Kinda disappointed that they're hiding the thought process. Hopefully the open source community will figure out how to effectively match and replicate what OpenAI is doing.
I wonder how far we are from having a model that can correctly solve a word soup search problem directly from just a prompt and input image. It seems like the crossword example is close. For a word search it would require turning the image into an internal grid representation, prepare the list of words, and do a search. I'd be interested in seeing if this model can already solve the word grid search problem if you give it the correct representation as an input.
> Hopefully the open source community will figure out how to effectively match and replicate what OpenAI is doing.
No need for that, there is a Reflection 70B model that does the exact same thing - with chains of thought being separated from the "final answer" via custom 'tag' tokens.
Some reported benchmarks do seem to be rather dubious, but the 70B model itself is quite real. Sample output:
$ ollama run reflection:70b-q4_0
>>> hello
<thinking>
To respond to "hello", I'll need to consider several factors:
1. The user's intent: They're likely saying hello as a greeting.
2. Appropriate responses: Common ways to respond to "hello" are:
- Hello back
- Hi
- Hey
3. Formality level: Since this is an AI response, I'll aim for a friendly but professional tone.
<reflection>
The approach of responding with a standard greeting seems appropriate in this context. It acknowledges the user's hello and provides a polite response.
</reflection>
Given these considerations, the most suitable response would be to echo "hello" back to the user.
</thinking>
<output>
Hello!
</output>
There was a hackernews post a few days ago, pointing to a reddit thread where some guys proved that the founder/s of relection AI were faking their model by just passing the input to Claude (Sonnet 3.5) and stripping the word "Claude" from the output, amongst other things.

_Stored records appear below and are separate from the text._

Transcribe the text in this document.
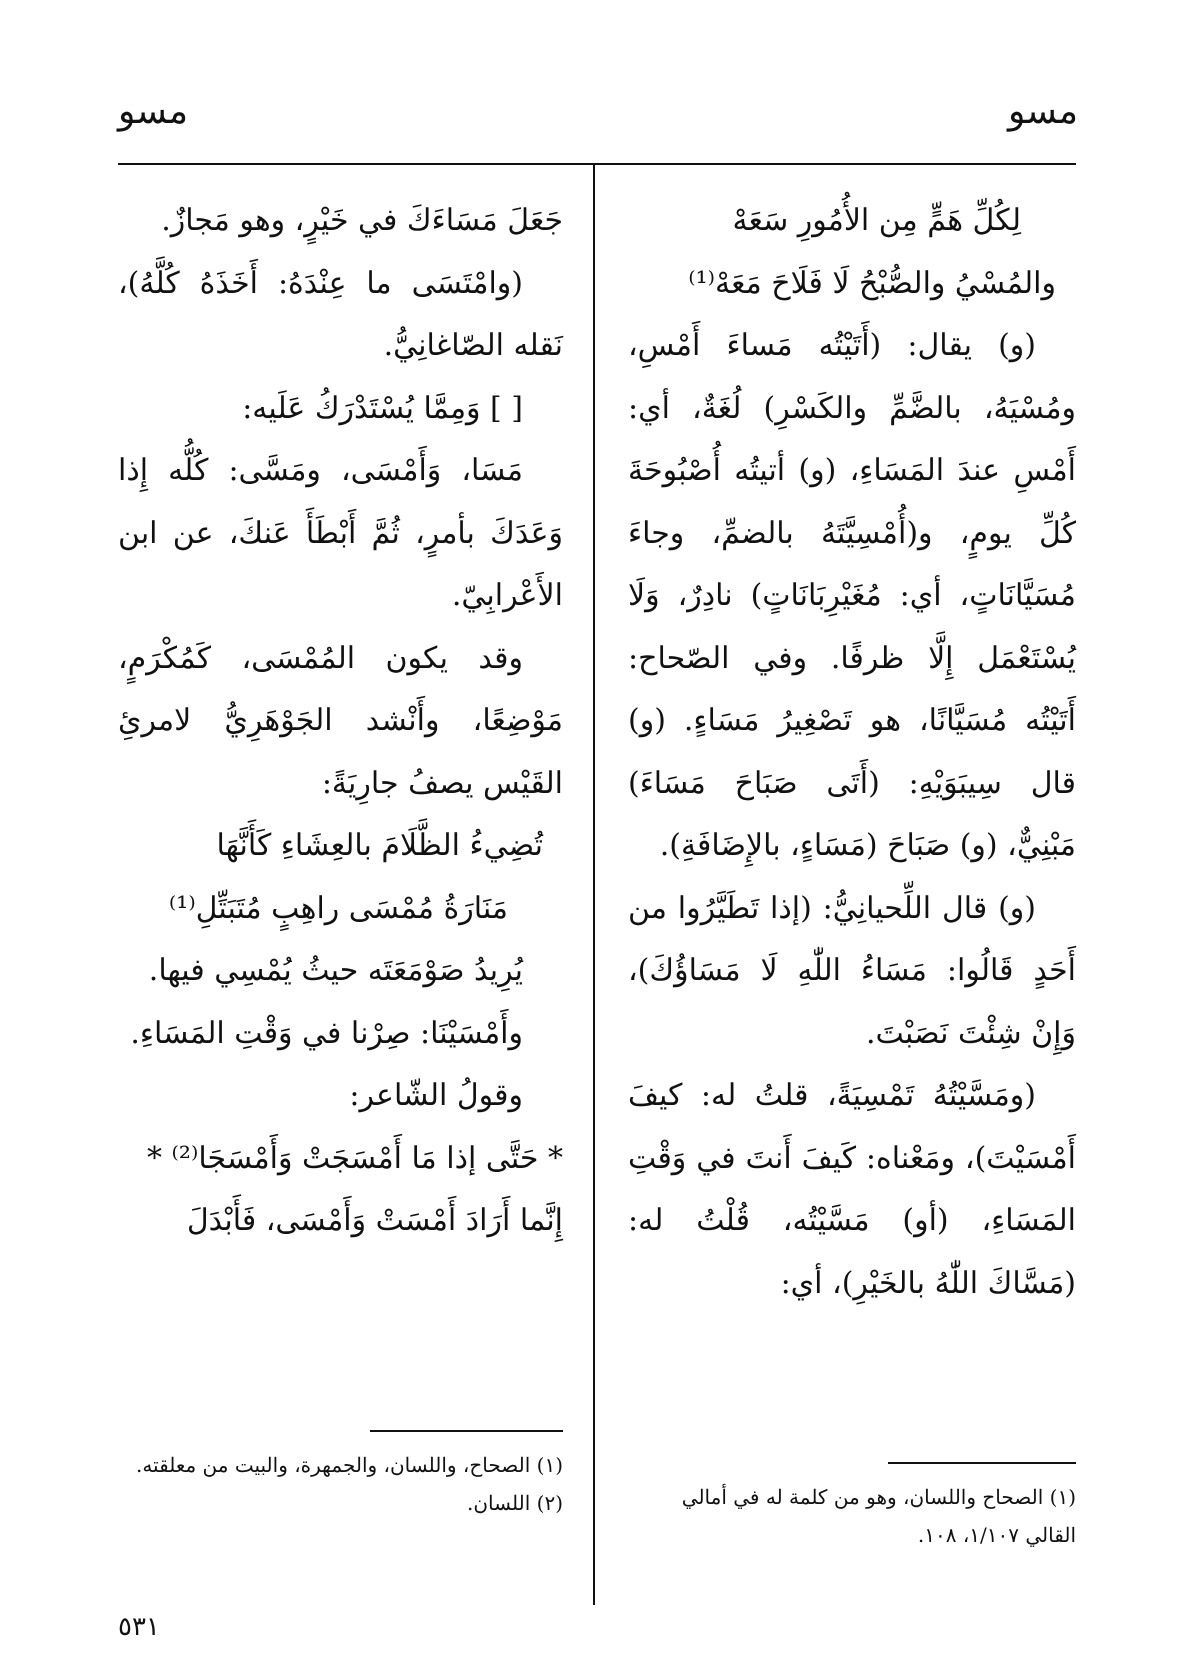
مسو
مسو

لِكُلِّ هَمٍّ مِن الأُمُورِ سَعَهْ

والمُسْيُ والصُّبْحُ لَا فَلَاحَ مَعَهْ⁽¹⁾

(و) يقال: (أَتَيْتُه مَساءَ أَمْسِ، ومُسْيَهُ، بالضَّمِّ والكَسْرِ) لُغَةٌ، أي: أَمْسِ عندَ المَسَاءِ، (و) أتيتُه أُصْبُوحَةَ كُلِّ يومٍ، و(أُمْسِيَّتَهُ بالضمِّ، وجاءَ مُسَيَّانَاتٍ، أي: مُغَيْرِبَانَاتٍ) نادِرٌ، وَلَا يُسْتَعْمَل إِلَّا ظرفًا. وفي الصّحاح: أَتَيْتُه مُسَيَّانًا، هو تَصْغِيرُ مَسَاءٍ. (و) قال سِيبَوَيْهِ: (أَتَى صَبَاحَ مَسَاءَ) مَبْنِيٌّ، (و) صَبَاحَ (مَسَاءٍ، بالإِضَافَةِ).

(و) قال اللِّحيانِيُّ: (إذا تَطَيَّرُوا من أَحَدٍ قَالُوا: مَسَاءُ اللّٰهِ لَا مَسَاؤُكَ)، وَإِنْ شِئْتَ نَصَبْتَ.

(ومَسَّيْتُهُ تَمْسِيَةً، قلتُ له: كيفَ أَمْسَيْتَ)، ومَعْناه: كَيفَ أَنتَ في وَقْتِ المَسَاءِ، (أو) مَسَّيْتُه، قُلْتُ له: (مَسَّاكَ اللّٰهُ بالخَيْرِ)، أي:

(١) الصحاح واللسان، وهو من كلمة له في أمالي القالي ١/١٠٧، ١٠٨.

جَعَلَ مَسَاءَكَ في خَيْرٍ، وهو مَجازٌ.

(وامْتَسَى ما عِنْدَهُ: أَخَذَهُ كُلَّهُ)، نَقله الصّاغانِيُّ.

[ ] وَمِمَّا يُسْتَدْرَكُ عَلَيه:

مَسَا، وَأَمْسَى، ومَسَّى: كُلُّه إِذا وَعَدَكَ بأمرٍ، ثُمَّ أَبْطَأَ عَنكَ، عن ابن الأَعْرابِيّ.

وقد يكون المُمْسَى، كَمُكْرَمٍ، مَوْضِعًا، وأَنْشد الجَوْهَرِيُّ لامرئِ القَيْس يصفُ جارِيَةً:

تُضِيءُ الظَّلَامَ بالعِشَاءِ كَأَنَّهَا

مَنَارَةُ مُمْسَى راهِبٍ مُتَبَتِّلِ⁽¹⁾

يُرِيدُ صَوْمَعَتَه حيثُ يُمْسِي فيها.

وأَمْسَيْنَا: صِرْنا في وَقْتِ المَسَاءِ.

وقولُ الشّاعر:

* حَتَّى إذا مَا أَمْسَجَتْ وَأَمْسَجَا⁽²⁾ *

إِنَّما أَرَادَ أَمْسَتْ وَأَمْسَى، فَأَبْدَلَ

(١) الصحاح، واللسان، والجمهرة، والبيت من معلقته.

(٢) اللسان.

٥٣١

Then when they got caught they switched it to GPT 4-o.
After this, I will be very skeptical to anything they claim to achieve.
I have access to the model via the web client and it does show the thought process along the way. It shows a little icon that says things like "Examining parser logic", "Understanding data structures"...
However, once the answer is complete the chain of thought is lost
I wonder how far we are from having a model that can correctly solve a word soup search problem directly from just a prompt and input image. It seems like the crossword example is close. For a word search it would require turning the image into an internal grid representation, prepare the list of words, and do a search. I'd be interested in seeing if this model can already solve the word grid search problem if you give it the correct representation as an input.